The German Cabinet approved plans Tuesday to commit up to 1,200 soldiers to support the international coalition fighting the Islamic State group in Syria.
The mandate still requires parliamentary clearance but Chancellor Angela Merkel’s governing coalition has a huge majority and its approval looks assured. Senior lawmakers from her conservative bloc expected a vote on Friday.
Following the Paris attacks, Merkel agreed to honor a request from France to provide support for its operations against IS in Syria.
Germany plans to send up to six Tornado reconnaissance planes, tanker aircraft and a frigate to help protect the French aircraft carrier Charles de Gaulle in the eastern Mediterranean, but won’t actively engage in combat.
Two Tornados and a tanker could be sent to Turkey’s Incirlik air base next week if parliamentary approval comes this week, though for logistical reasons reconnaissance flights won’t start before January, Defense Ministry spokesman Jens Flosdorff said.
Foreign Minister Frank-Walter Steinmeier told the daily Bild he doesn’t expect Germany to have 1,200 soldiers participating at any one time. He said that upper limit includes a significant “safety buffer.”
“We are doing what is militarily needed, what we can do best and can accept politically,” he said.
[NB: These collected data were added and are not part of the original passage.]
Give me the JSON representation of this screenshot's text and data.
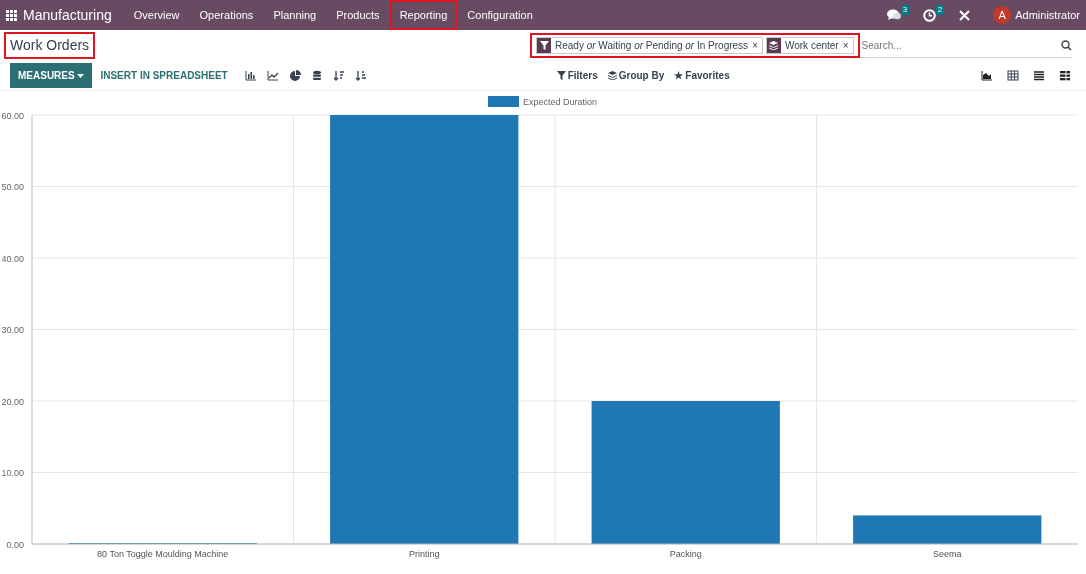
{
  "navbar": {
    "app_name": "Manufacturing",
    "menu": [
      {
        "label": "Overview",
        "highlighted": false
      },
      {
        "label": "Operations",
        "highlighted": false
      },
      {
        "label": "Planning",
        "highlighted": false
      },
      {
        "label": "Products",
        "highlighted": false
      },
      {
        "label": "Reporting",
        "highlighted": true
      },
      {
        "label": "Configuration",
        "highlighted": false
      }
    ],
    "messages_count": "3",
    "activities_count": "2",
    "user_initial": "A",
    "user_name": "Administrator"
  },
  "title": {
    "text": "Work Orders",
    "highlighted": true
  },
  "toolbar": {
    "measures": "MEASURES",
    "insert": "INSERT IN SPREADSHEET"
  },
  "search": {
    "highlighted": true,
    "placeholder": "Search...",
    "facets": [
      {
        "kind": "filter",
        "text": "Ready *or* Waiting *or* Pending *or* In Progress",
        "close": "×"
      },
      {
        "kind": "groupby",
        "text": "Work center",
        "close": "×"
      }
    ]
  },
  "search_options": [
    {
      "kind": "filter",
      "label": "Filters"
    },
    {
      "kind": "groupby",
      "label": "Group By"
    },
    {
      "kind": "favorite",
      "label": "Favorites"
    }
  ],
  "chart": {
    "chart_data": {
      "type": "bar",
      "grid": true,
      "categories": [
        "80 Ton Toggle Moulding Machine",
        "Printing",
        "Packing",
        "Seema"
      ],
      "series": [
        {
          "name": "Expected Duration",
          "color": "#1f77b4",
          "values": [
            0,
            60,
            20,
            4
          ]
        }
      ],
      "ylim": [
        0,
        60
      ],
      "yticks": [
        {
          "value": 0,
          "label": "0.00"
        },
        {
          "value": 10,
          "label": "10.00"
        },
        {
          "value": 20,
          "label": "20.00"
        },
        {
          "value": 30,
          "label": "30.00"
        },
        {
          "value": 40,
          "label": "40.00"
        },
        {
          "value": 50,
          "label": "50.00"
        },
        {
          "value": 60,
          "label": "60.00"
        }
      ]
    }
  }
}
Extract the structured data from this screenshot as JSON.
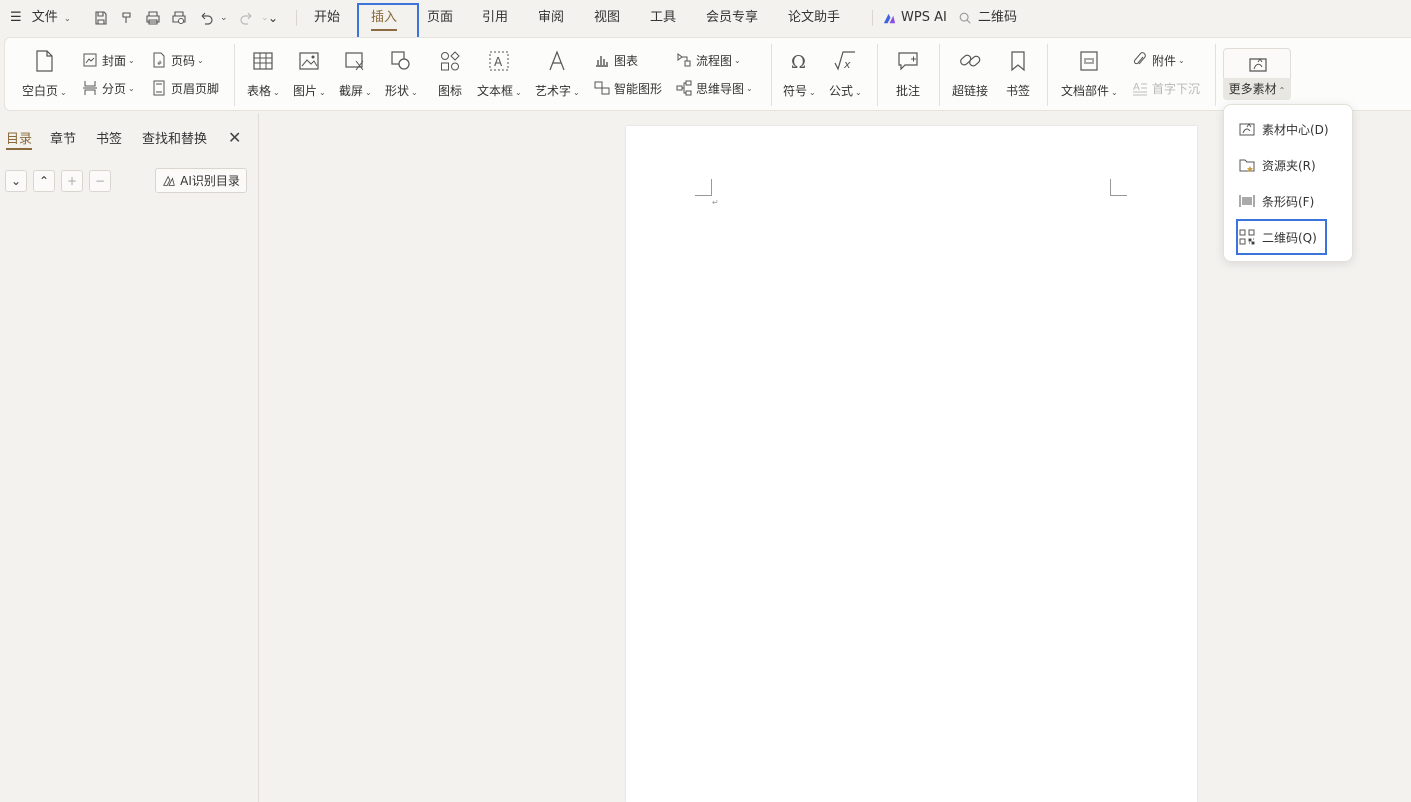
{
  "menubar": {
    "file_label": "文件",
    "tabs": [
      "开始",
      "插入",
      "页面",
      "引用",
      "审阅",
      "视图",
      "工具",
      "会员专享",
      "论文助手"
    ],
    "ai_label": "WPS AI",
    "search_text": "二维码"
  },
  "ribbon": {
    "blank_page": "空白页",
    "cover": "封面",
    "page_number": "页码",
    "page_break": "分页",
    "header_footer": "页眉页脚",
    "table": "表格",
    "picture": "图片",
    "screenshot": "截屏",
    "shape": "形状",
    "icon": "图标",
    "textbox": "文本框",
    "wordart": "艺术字",
    "chart": "图表",
    "smart_graphic": "智能图形",
    "flowchart": "流程图",
    "mindmap": "思维导图",
    "symbol": "符号",
    "formula": "公式",
    "comment": "批注",
    "hyperlink": "超链接",
    "bookmark": "书签",
    "doc_parts": "文档部件",
    "attachment": "附件",
    "drop_cap": "首字下沉",
    "more_materials": "更多素材"
  },
  "nav": {
    "tabs": [
      "目录",
      "章节",
      "书签",
      "查找和替换"
    ],
    "ai_toc": "AI识别目录"
  },
  "dropdown": {
    "items": [
      "素材中心(D)",
      "资源夹(R)",
      "条形码(F)",
      "二维码(Q)"
    ]
  },
  "colors": {
    "accent": "#8b6a3e",
    "highlight": "#3b74db",
    "background": "#f3f2ef"
  }
}
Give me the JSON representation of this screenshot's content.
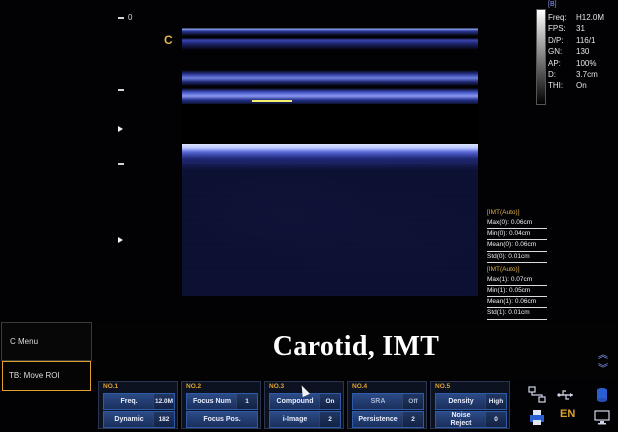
{
  "image": {
    "depth_zero_label": "0",
    "orientation_marker": "C"
  },
  "gray_bar": {
    "label": "[B]"
  },
  "params": [
    {
      "key": "Freq:",
      "value": "H12.0M"
    },
    {
      "key": "FPS:",
      "value": "31"
    },
    {
      "key": "D/P:",
      "value": "116/1"
    },
    {
      "key": "GN:",
      "value": "130"
    },
    {
      "key": "AP:",
      "value": "100%"
    },
    {
      "key": "D:",
      "value": "3.7cm"
    },
    {
      "key": "THI:",
      "value": "On"
    }
  ],
  "imt": [
    {
      "title": "[IMT(Auto)]",
      "lines": [
        "Max(0): 0.06cm",
        "Min(0): 0.04cm",
        "Mean(0): 0.06cm",
        "Std(0): 0.01cm"
      ]
    },
    {
      "title": "[IMT(Auto)]",
      "lines": [
        "Max(1): 0.07cm",
        "Min(1): 0.05cm",
        "Mean(1): 0.06cm",
        "Std(1): 0.01cm"
      ]
    }
  ],
  "menu": {
    "c_menu": "C Menu",
    "tb_move": "TB: Move ROI"
  },
  "title": "Carotid, IMT",
  "panels": [
    {
      "no": "NO.1",
      "row1": {
        "left": "Freq.",
        "right": "12.0M"
      },
      "row2": {
        "left": "Dynamic",
        "right": "182"
      }
    },
    {
      "no": "NO.2",
      "row1": {
        "left": "Focus Num",
        "right": "1"
      },
      "row2": {
        "left": "Focus Pos.",
        "right": ""
      }
    },
    {
      "no": "NO.3",
      "row1": {
        "left": "Compound",
        "right": "On"
      },
      "row2": {
        "left": "i-Image",
        "right": "2"
      }
    },
    {
      "no": "NO.4",
      "row1": {
        "left": "SRA",
        "right": "Off"
      },
      "row2": {
        "left": "Persistence",
        "right": "2"
      }
    },
    {
      "no": "NO.5",
      "row1": {
        "left": "Density",
        "right": "High"
      },
      "row2": {
        "left": "Noise\nReject",
        "right": "0"
      }
    }
  ],
  "status": {
    "language": "EN"
  },
  "icons": {
    "network": "network-icon",
    "usb": "usb-icon",
    "disk": "disk-icon",
    "printer": "printer-icon",
    "monitor": "monitor-icon"
  }
}
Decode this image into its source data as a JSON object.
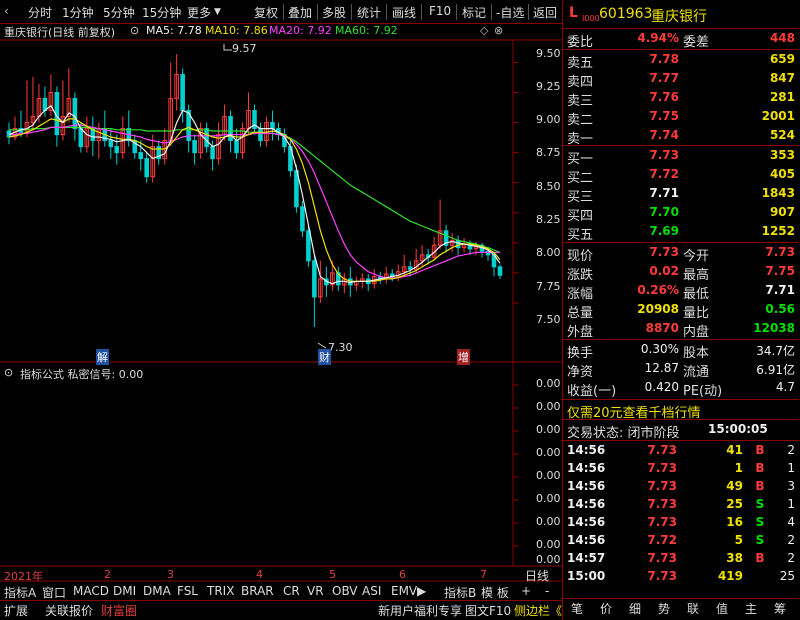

Left-leaning opposition parties in Parliament are deeply skeptical, questioning whether there is sufficient legal basis for the move.
“The legal question is not the only one,” Simone Peter, a leader of the Greens, told ARD television. “We say clearly that this deployment also has no political aim, no political concept, and so it is irresponsible.”
The German military’s biggest current foreign deployment is in NATO’s Resolute Support training mission in Afghanistan, where it has just under 1,000 troops. It had some 5,000 soldiers there at the height of the previous combat mission.
Germany also plans to increase its involvement in Mali, where it currently has just over 200 soldiers.